While that is one of his major accomplishments, perhaps his biggest one is the culture he created at South. He hired good staff members. He surrounded himself with good administrators. And he demanded that each and every employee was there for the students.

He was ever-present at athletic events, making sure things ran smoothly and that South’s fans and students conducted themselves in a first-class manner. Go to any sports event at the Rod Oldham Athletic Center and you will be treated to a show that not only features the South athletic teams, but also involves future South students by making them a part of the program long before they are going to attend the school.

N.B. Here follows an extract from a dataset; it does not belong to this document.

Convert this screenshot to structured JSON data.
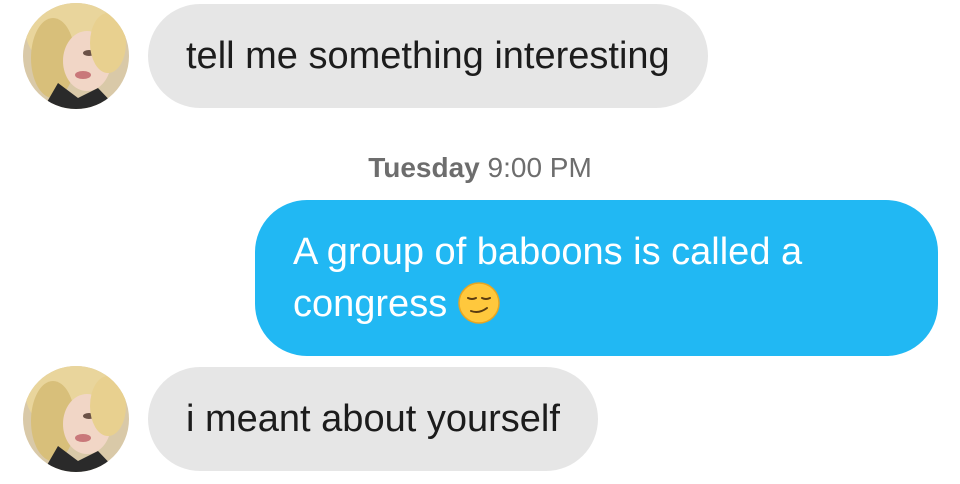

Eschbacher’s knowledge and passion for sports grew during his tenure at South. He became a key member of the West Virginia Secondary School Activities Commission’s board of directors. When the city of Parkersburg attempted to bid on the Super Six state football playoffs, he was its biggest supporter on the committee, and not just because of his location, but also because he believed Parkersburg’s presentation of its bid was the best and offered more to the student-athletes than any other.

One of Eschbacher’s biggest coups was landing a presidential visit to his school, where former President George W. Bush spoke in May of 2004. He and Eschbacher engaged in some friendly banter. After Eschbacher’s remarks, Bush told him what a fine job he had done and “that’s why you’re no longer the band director.” To which Eschbacher quipped, “I was pretty good at that, too.”

Eschbacher wasn’t afraid to call me and ask my take on things that involved his school. Even when we disagreed, I respected that he was doing what he thought was best for his students and his school. He earned the respect of many with his hard-work, dedication and trying to do the right thing for the right reason.